L’analyse du traitement a révélé une prescription de gabapentine pour allodynie du dermatome C5 droit, initiée trois mois auparavant et augmentée à 300 mg trois fois par jour (TDS) deux mois avant l’admission. Bien que la créatininémie soit normale, le débit de filtration glomérulaire (DFG) estimé par la formule de Cockcroft-Gault était à 36 mL/min, correspondant à une maladie rénale chronique (MRC) stade 3. Une surdosage a été exclu, la prise médicamenteuse étant supervisée par la famille. La gabapentine a été arrêtée et remplacée par de la prégabaline (50 mg deux fois par jour), associée à du diazépam transitoire (2 mg TDS). Les myoclonies ont disparu au deuxième jour, permettant une reprise de l’alimentation normale après évaluation orthophonique. À un mois, la patiente restait asymptomatique.

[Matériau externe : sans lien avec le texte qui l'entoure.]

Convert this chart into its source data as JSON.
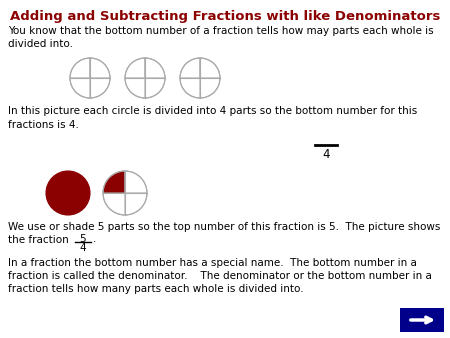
{
  "title": "Adding and Subtracting Fractions with like Denominators",
  "title_color": "#8B0000",
  "title_fontsize": 9.5,
  "bg_color": "#FFFFFF",
  "text_color": "#000000",
  "text_fontsize": 7.5,
  "circle_edge_color": "#AAAAAA",
  "circle_fill_color": "#8B0000",
  "arrow_bg": "#00008B",
  "line1": "You know that the bottom number of a fraction tells how may parts each whole is\ndivided into.",
  "line2a": "In this picture each circle is divided into 4 parts so the bottom number for this",
  "line2b": "fractions is 4.",
  "line3a": "We use or shade 5 parts so the top number of this fraction is 5.  The picture shows",
  "line3b": "the fraction",
  "line5": "In a fraction the bottom number has a special name.  The bottom number in a\nfraction is called the denominator.    The denominator or the bottom number in a\nfraction tells how many parts each whole is divided into."
}
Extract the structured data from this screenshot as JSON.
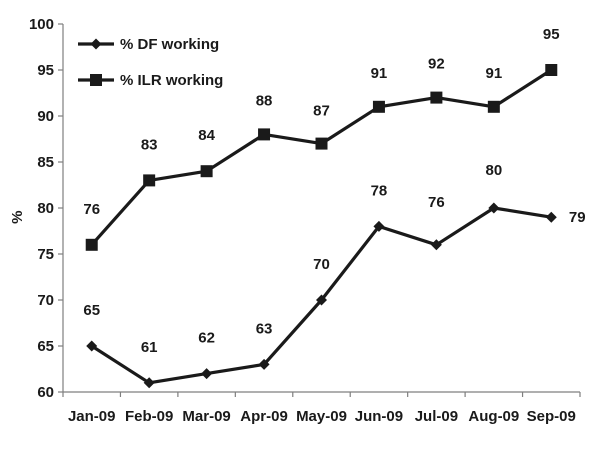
{
  "chart_data": {
    "type": "line",
    "title": "",
    "xlabel": "",
    "ylabel": "%",
    "ylim": [
      60,
      100
    ],
    "yticks": [
      60,
      65,
      70,
      75,
      80,
      85,
      90,
      95,
      100
    ],
    "grid": false,
    "legend_position": "top-left",
    "categories": [
      "Jan-09",
      "Feb-09",
      "Mar-09",
      "Apr-09",
      "May-09",
      "Jun-09",
      "Jul-09",
      "Aug-09",
      "Sep-09"
    ],
    "series": [
      {
        "name": "% DF working",
        "marker": "diamond",
        "values": [
          65,
          61,
          62,
          63,
          70,
          78,
          76,
          80,
          79
        ],
        "labels": [
          "65",
          "61",
          "62",
          "63",
          "70",
          "78",
          "76",
          "80",
          "79"
        ]
      },
      {
        "name": "% ILR working",
        "marker": "square",
        "values": [
          76,
          83,
          84,
          88,
          87,
          91,
          92,
          91,
          95
        ],
        "labels": [
          "76",
          "83",
          "84",
          "88",
          "87",
          "91",
          "92",
          "91",
          "95"
        ]
      }
    ],
    "colors": {
      "line": "#1a1a1a",
      "axis": "#7f7f7f"
    }
  }
}
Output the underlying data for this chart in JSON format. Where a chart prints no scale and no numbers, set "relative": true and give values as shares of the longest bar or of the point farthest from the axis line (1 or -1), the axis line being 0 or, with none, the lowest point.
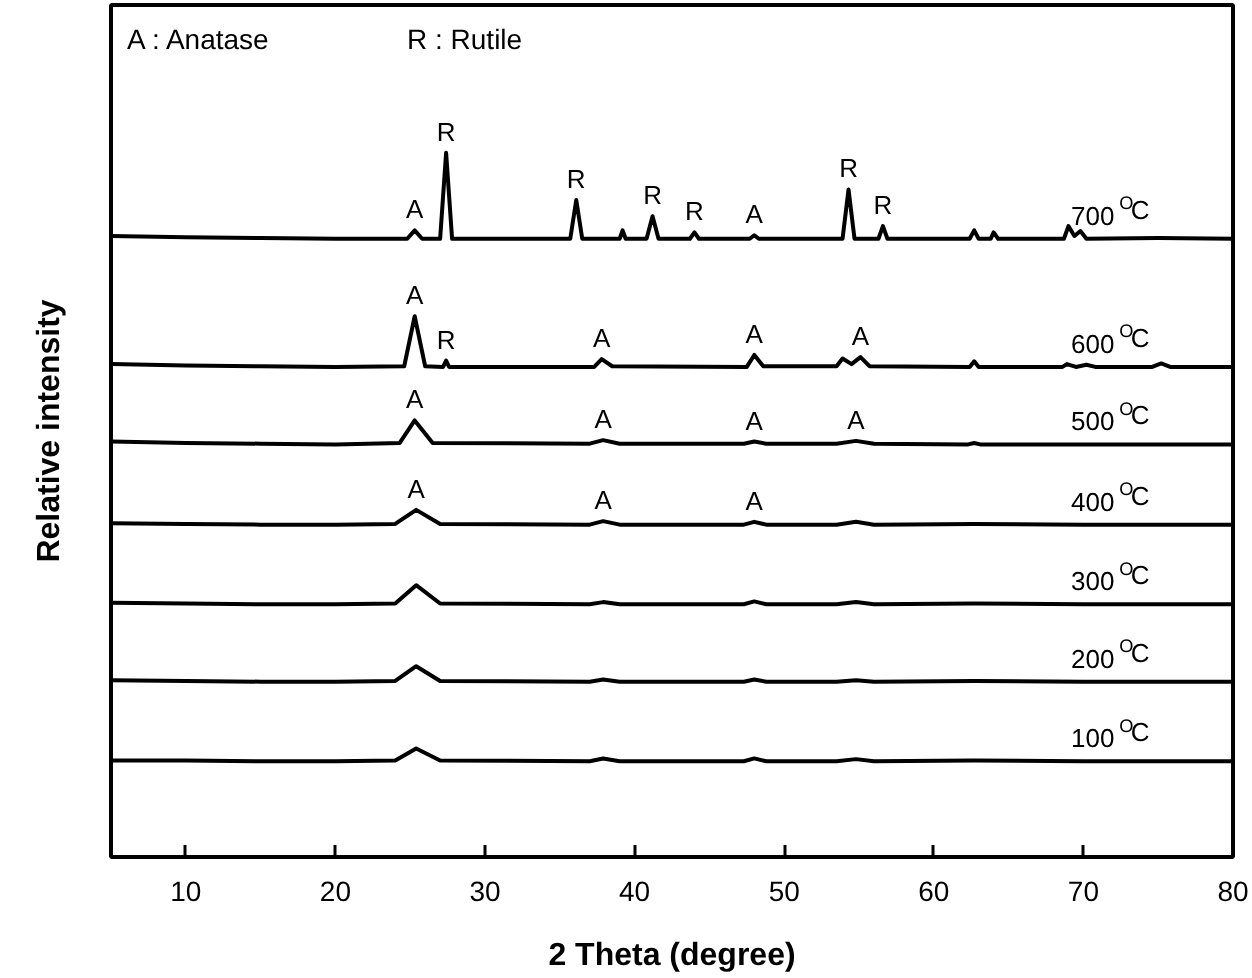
{
  "chart_data": {
    "type": "line",
    "relative": true,
    "xlabel": "2 Theta (degree)",
    "ylabel": "Relative intensity",
    "xlim": [
      5,
      80
    ],
    "xticks": [
      10,
      20,
      30,
      40,
      50,
      60,
      70,
      80
    ],
    "grid": false,
    "marker": "none",
    "line_style": "solid",
    "annotations": [
      "A : Anatase",
      "R : Rutile",
      {
        "text": "A",
        "x": 25.3,
        "y": 0.89
      },
      {
        "text": "R",
        "x": 27.4,
        "y": 1.0
      },
      {
        "text": "R",
        "x": 36.1,
        "y": 0.933
      },
      {
        "text": "R",
        "x": 41.2,
        "y": 0.91
      },
      {
        "text": "R",
        "x": 44.0,
        "y": 0.887
      },
      {
        "text": "A",
        "x": 48.0,
        "y": 0.883
      },
      {
        "text": "R",
        "x": 54.3,
        "y": 0.948
      },
      {
        "text": "R",
        "x": 56.6,
        "y": 0.896
      },
      {
        "text": "A",
        "x": 25.3,
        "y": 0.768
      },
      {
        "text": "R",
        "x": 27.4,
        "y": 0.705
      },
      {
        "text": "A",
        "x": 37.8,
        "y": 0.707
      },
      {
        "text": "A",
        "x": 48.0,
        "y": 0.713
      },
      {
        "text": "A",
        "x": 55.1,
        "y": 0.71
      },
      {
        "text": "A",
        "x": 25.3,
        "y": 0.62
      },
      {
        "text": "A",
        "x": 37.9,
        "y": 0.592
      },
      {
        "text": "A",
        "x": 48.0,
        "y": 0.59
      },
      {
        "text": "A",
        "x": 54.8,
        "y": 0.591
      },
      {
        "text": "A",
        "x": 25.4,
        "y": 0.493
      },
      {
        "text": "A",
        "x": 37.9,
        "y": 0.477
      },
      {
        "text": "A",
        "x": 48.0,
        "y": 0.476
      }
    ],
    "series": [
      {
        "name": "700$^{O}$C",
        "color": "#000000",
        "x": [
          5,
          10,
          15,
          20,
          24.8,
          25.3,
          25.8,
          27.0,
          27.4,
          27.8,
          35.7,
          36.1,
          36.5,
          39.0,
          39.2,
          39.4,
          40.8,
          41.2,
          41.6,
          43.7,
          44.0,
          44.3,
          47.7,
          48.0,
          48.3,
          53.9,
          54.3,
          54.7,
          56.3,
          56.6,
          56.9,
          62.4,
          62.7,
          63.0,
          63.8,
          64.0,
          64.3,
          68.7,
          69.0,
          69.4,
          69.8,
          70.2,
          75,
          80
        ],
        "values": [
          0.882,
          0.88,
          0.879,
          0.878,
          0.878,
          0.89,
          0.878,
          0.878,
          1.0,
          0.878,
          0.878,
          0.933,
          0.878,
          0.878,
          0.89,
          0.878,
          0.878,
          0.91,
          0.878,
          0.878,
          0.887,
          0.878,
          0.878,
          0.883,
          0.878,
          0.878,
          0.948,
          0.878,
          0.878,
          0.896,
          0.878,
          0.878,
          0.89,
          0.878,
          0.878,
          0.887,
          0.878,
          0.878,
          0.896,
          0.882,
          0.889,
          0.878,
          0.879,
          0.878
        ]
      },
      {
        "name": "600$^{O}$C",
        "color": "#000000",
        "x": [
          5,
          10,
          15,
          20,
          24.6,
          25.3,
          26.0,
          27.2,
          27.4,
          27.6,
          37.3,
          37.8,
          38.5,
          47.5,
          48.0,
          48.6,
          53.5,
          53.9,
          54.5,
          55.1,
          55.7,
          62.4,
          62.7,
          63.0,
          68.6,
          68.9,
          69.5,
          70.2,
          70.8,
          74.6,
          75.2,
          75.8,
          80
        ],
        "values": [
          0.7,
          0.698,
          0.697,
          0.696,
          0.697,
          0.768,
          0.697,
          0.696,
          0.705,
          0.696,
          0.696,
          0.707,
          0.697,
          0.696,
          0.713,
          0.697,
          0.697,
          0.708,
          0.7,
          0.71,
          0.697,
          0.696,
          0.704,
          0.696,
          0.696,
          0.7,
          0.696,
          0.699,
          0.696,
          0.696,
          0.701,
          0.696,
          0.696
        ]
      },
      {
        "name": "500$^{O}$C",
        "color": "#000000",
        "x": [
          5,
          10,
          15,
          20,
          24.3,
          25.3,
          26.5,
          37.0,
          37.9,
          39.0,
          47.3,
          48.0,
          48.8,
          53.5,
          54.8,
          56.0,
          62.3,
          62.7,
          63.1,
          70,
          80
        ],
        "values": [
          0.59,
          0.588,
          0.587,
          0.586,
          0.588,
          0.62,
          0.588,
          0.587,
          0.592,
          0.587,
          0.587,
          0.59,
          0.587,
          0.587,
          0.591,
          0.587,
          0.586,
          0.588,
          0.586,
          0.586,
          0.586
        ]
      },
      {
        "name": "400$^{O}$C",
        "color": "#000000",
        "x": [
          5,
          10,
          15,
          20,
          24.0,
          25.4,
          27.0,
          37.0,
          37.9,
          39.0,
          47.3,
          48.0,
          48.8,
          53.5,
          54.8,
          56.0,
          62.7,
          70,
          80
        ],
        "values": [
          0.474,
          0.473,
          0.472,
          0.472,
          0.473,
          0.493,
          0.473,
          0.472,
          0.477,
          0.472,
          0.472,
          0.476,
          0.472,
          0.472,
          0.476,
          0.472,
          0.473,
          0.472,
          0.472
        ]
      },
      {
        "name": "300$^{O}$C",
        "color": "#000000",
        "x": [
          5,
          10,
          15,
          20,
          24.0,
          25.4,
          27.0,
          37.0,
          37.9,
          39.0,
          47.3,
          48.0,
          48.8,
          53.5,
          54.8,
          56.0,
          62.7,
          70,
          80
        ],
        "values": [
          0.361,
          0.36,
          0.359,
          0.359,
          0.36,
          0.386,
          0.36,
          0.359,
          0.362,
          0.359,
          0.359,
          0.363,
          0.359,
          0.359,
          0.362,
          0.359,
          0.36,
          0.359,
          0.359
        ]
      },
      {
        "name": "200$^{O}$C",
        "color": "#000000",
        "x": [
          5,
          10,
          15,
          20,
          24.0,
          25.4,
          27.0,
          37.0,
          37.9,
          39.0,
          47.3,
          48.0,
          48.8,
          53.5,
          54.8,
          56.0,
          62.7,
          70,
          80
        ],
        "values": [
          0.251,
          0.25,
          0.249,
          0.249,
          0.25,
          0.271,
          0.25,
          0.249,
          0.252,
          0.249,
          0.249,
          0.252,
          0.249,
          0.249,
          0.251,
          0.249,
          0.25,
          0.249,
          0.249
        ]
      },
      {
        "name": "100$^{O}$C",
        "color": "#000000",
        "x": [
          5,
          10,
          15,
          20,
          24.0,
          25.4,
          27.0,
          37.0,
          37.9,
          39.0,
          47.3,
          48.0,
          48.8,
          53.5,
          54.8,
          56.0,
          62.7,
          70,
          80
        ],
        "values": [
          0.137,
          0.137,
          0.136,
          0.136,
          0.137,
          0.154,
          0.137,
          0.136,
          0.14,
          0.136,
          0.136,
          0.14,
          0.136,
          0.136,
          0.139,
          0.136,
          0.137,
          0.136,
          0.136
        ]
      }
    ]
  }
}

La dysphagie aiguë chez les personnes âgées est souvent attribuée à un accident vasculaire cérébral ou un delirium. Cependant, les causes réversibles, comme les myoclonies mandibulaires, sont rarement rapportées. Les myoclonies, mouvements involontaires brefs et soudains, peuvent résulter de lésions cérébrales hypoxiques, de troubles métaboliques, de médicaments ou d’infections virales. Dans ce cas, le score de Naranjo (6/10) suggère la gabapentine comme cause probable. La littérature indique que 0,1 % à 12,5 % des patients sous gabapentine développent des myoclonies. Éliminée principalement par le rein, sa demi-vie s’allonge en cas d’insuffisance rénale (20 heures vs 5–8 heures en fonction normale). Bien que la posologie ait été adaptée à la MRC, une toxicité est survenue. Ce cas représente le deuxième rapport d’une myoclonie induite par une dose appropriée de gabapentine chez un patient avec MRC. Les myoclonies gabapentine-induites sont généralement multifocales, touchant au moins deux membres. D’autres médicaments, comme le céfépime, sont également impliqués. Les myoclonies gabapentine-induites sont souvent résolutives, mais les benzodiazépines à faible dose ou l’épuration extrarénale peuvent être utilisées dans les formes sévères.
Ce cas souligne l’importance de rechercher des causes réversibles de dysphagie aiguë, notamment les myoclonies mandibulaires, chez les sujets âgés. Les cliniciens doivent être vigilants face au risque de myoclonies sous gabapentine, particulièrement en cas d’insuffisance rénale. La résolution rapide après l’arrêt du médicament et l’adaptation thérapeutique illustrent la nécessité d’une surveillance étroite des effets indésirables, notamment dans les populations vulnérables. Ce rapport met également en lumière l’importance de l’ajustement posologique chez les patients avec altération de la fonction rénale.